At that point, it’s just simple math that the same rotation of five guys is not going to get a team through an entire season. And why should they? It’s been the case forever that most clubs have 3-4 guys who clearly profile as STARTING PITCHERS. So why even go through the charade of auditioning the best of the rest during spring training, anoint one or two into the kingdom of “the rotation,” and foist 200 innings on them?
To quote The Mandalorian, “this is the way.” The league as a whole has been moving in this direction for years, but 2021 should push this to the extreme.
As Ben Lindbergh noted, last season saw a real spike in pitcher injuries that most attribute to the unusual, herky-jerky structure of the 2020 season. Pitchers were thrown drastically out of their routine, and because that routine is largely designed to build strength and avoid injuries, injuries ensued.
It’s long been the case that pitchers coming of a season of diminished workload would be eased back up. Every pitcher in the world had a diminished workload last season.
Some teams have admitted that individual pitchers will be working within an innings cap, as the Cardinals did with Alex Reyes. But whether spoken or unspoken, we should assume that all pitchers will be on some kind of an innings cap this year.
Lance Lynn led all MLB pitchers with 84 IP in 2020. Do you really believe teams are going to ask these guys to jump from <80 innings to 200?
Taking all of this context and focusing it on the Cardinals, it really doesn’t matter who the team names to its “starting rotation” on April 1. Will John Gant get a chance to start? Almost certainly he will. Will Daniel Ponce de Leon get another shot to show he can be a starter? I’d lay heavy odds that he will. Johan Oviedo and Jake Woodford each started games last year. I wouldn’t be surprised if they do so again.

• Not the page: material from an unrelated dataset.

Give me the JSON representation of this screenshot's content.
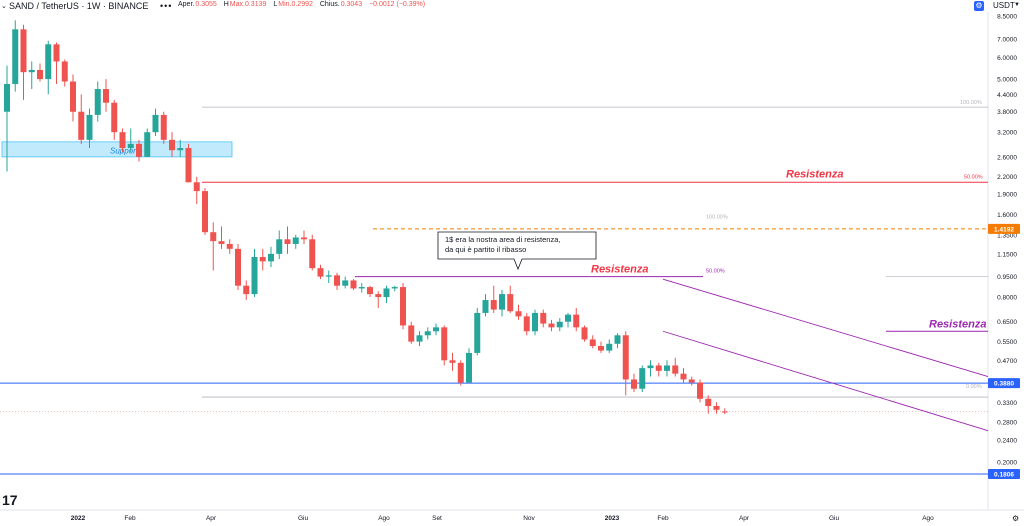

And even for Alex Reyes, who we’ve been told will be limited to about 100 innings through the season… we really don’t know how those innings will be divided up. They have said he will begin the year in the bullpen, and frankly that makes a lot of sense. Why waste any of those 100 innings in the minor leagues?
Assuming he remains healthy and effective, I would expect Reyes to remain in the bullpen but then transition into a starting role for the very end of the regular season and potential postseason. That seems like the best way to get maximum leverage out of those 100 innings. Who cares about labels like “starter” and “closer?” 100 high-quality innings from Reyes will be just as valuable if they come in two-inning bursts in the middle innings as if they came in a limited number of starts.
As Blake Newberry wrote earlier this week, the Cardinals have a lot of potential rotation depth – and that’s a good thing. They will use all of it.
The Cardinals will not have five starting pitchers this season. They will have eight, nine, ten… maybe even more starters. It won’t be only as the result of injury – as it was in the past. It will be by design. All of these guys will pitch meaningful innings in the majors this season, and it’s likely that many of those innings will come at the start of games.